The situation is similar in metal injection molding, despite the fact that the processed feedstock behaves entirely differently in certain significant ways: for example, filling a binder system with a low melting point with metal powder will cause thermal conductivities far above the values found in unfilled plastics. Conversely, the so-called MIM / PIM feedstocks display an entirely different PVT-behavior due to their high fill degree of up to 70%Vol ; they exhibit low compressibility, no or minimal volume leaps caused by crystallization, and a relatively broad range of melting points when combining individual binder components.

Furthermore, MIM-typical errors that are extremely rare in these forms in plastics processing (or that are even entirely unknown in plastics) may occur, such as:

  • sloughing of internal structures along the flow path
  • internal cavities without visible external sink marks

Such faults are very difficult to detect by nondestructive means, especially since they are often only visible as unsintered layers within the component after sintering.

Simulation for MIM / PIM

3D model of the standardized MIM tensile test specimen.
© Fraunhofer IFAM
3D model of the standardized MIM tensile test specimen.
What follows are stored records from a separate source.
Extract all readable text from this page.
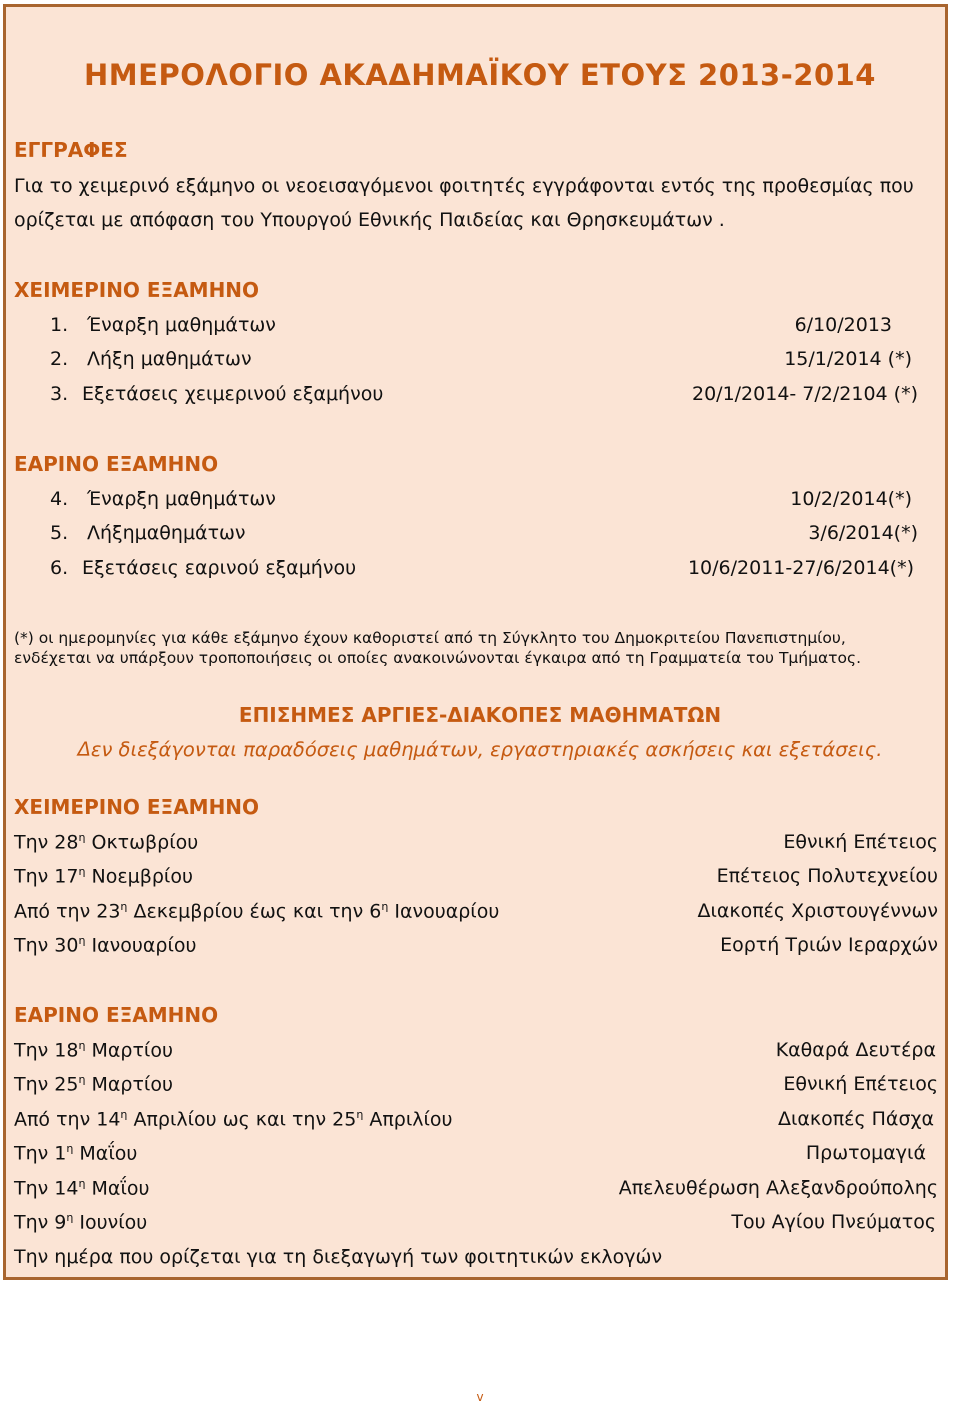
ΗΜΕΡΟΛΟΓΙΟ ΑΚΑΔΗΜΑΪΚΟΥ ΕΤΟΥΣ 2013-2014
ΕΓΓΡΑΦΕΣ
Για το χειμερινό εξάμηνο οι νεοεισαγόμενοι φοιτητές εγγράφονται εντός της προθεσμίας που
ορίζεται με απόφαση του Υπουργού Εθνικής Παιδείας και Θρησκευμάτων .
ΧΕΙΜΕΡΙΝΟ ΕΞΑΜΗΝΟ
1. Έναρξη μαθημάτων	6/10/2013
2. Λήξη μαθημάτων	15/1/2014 (*)
3. Εξετάσεις χειμερινού εξαμήνου	20/1/2014- 7/2/2104 (*)
ΕΑΡΙΝΟ ΕΞΑΜΗΝΟ
4. Έναρξη μαθημάτων	10/2/2014(*)
5. Λήξημαθημάτων	3/6/2014(*)
6. Εξετάσεις εαρινού εξαμήνου	10/6/2011-27/6/2014(*)
(*) οι ημερομηνίες για κάθε εξάμηνο έχουν καθοριστεί από τη Σύγκλητο του Δημοκριτείου Πανεπιστημίου,
ενδέχεται να υπάρξουν τροποποιήσεις οι οποίες ανακοινώνονται έγκαιρα από τη Γραμματεία του Τμήματος.
ΕΠΙΣΗΜΕΣ ΑΡΓΙΕΣ-ΔΙΑΚΟΠΕΣ ΜΑΘΗΜΑΤΩΝ
Δεν διεξάγονται παραδόσεις μαθημάτων, εργαστηριακές ασκήσεις και εξετάσεις.
ΧΕΙΜΕΡΙΝΟ ΕΞΑΜΗΝΟ
Την $28^\eta$ Οκτωβρίου	Εθνική Επέτειος
Την $17^\eta$ Νοεμβρίου	Επέτειος Πολυτεχνείου
Από την $23^\eta$ Δεκεμβρίου έως και την $6^\eta$ Ιανουαρίου	Διακοπές Χριστουγέννων
Την $30^\eta$ Ιανουαρίου	Εορτή Τριών Ιεραρχών
ΕΑΡΙΝΟ ΕΞΑΜΗΝΟ
Την $18^\eta$ Μαρτίου	Καθαρά Δευτέρα
Την $25^\eta$ Μαρτίου	Εθνική Επέτειος
Από την $14^\eta$ Απριλίου ως και την $25^\eta$ Απριλίου	Διακοπές Πάσχα
Την $1^\eta$ Μαΐου	Πρωτομαγιά
Την $14^\eta$ Μαΐου	Απελευθέρωση Αλεξανδρούπολης
Την $9^\eta$ Ιουνίου	Του Αγίου Πνεύματος
Την ημέρα που ορίζεται για τη διεξαγωγή των φοιτητικών εκλογών
v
The ability to identify the aforementioned potential faults can be illustrated with a standardized MIM tensile test specimen. Despite the fact that the geometry of the specimen shown here is relatively simple, the internal defects described above have indeed been observed in the fabrication of similar tensile specimens.

Using three different feedstock samples, various injection molding parameters and their effect on the possible occurrence of internal defects were studied at the Fraunhofer IFAM.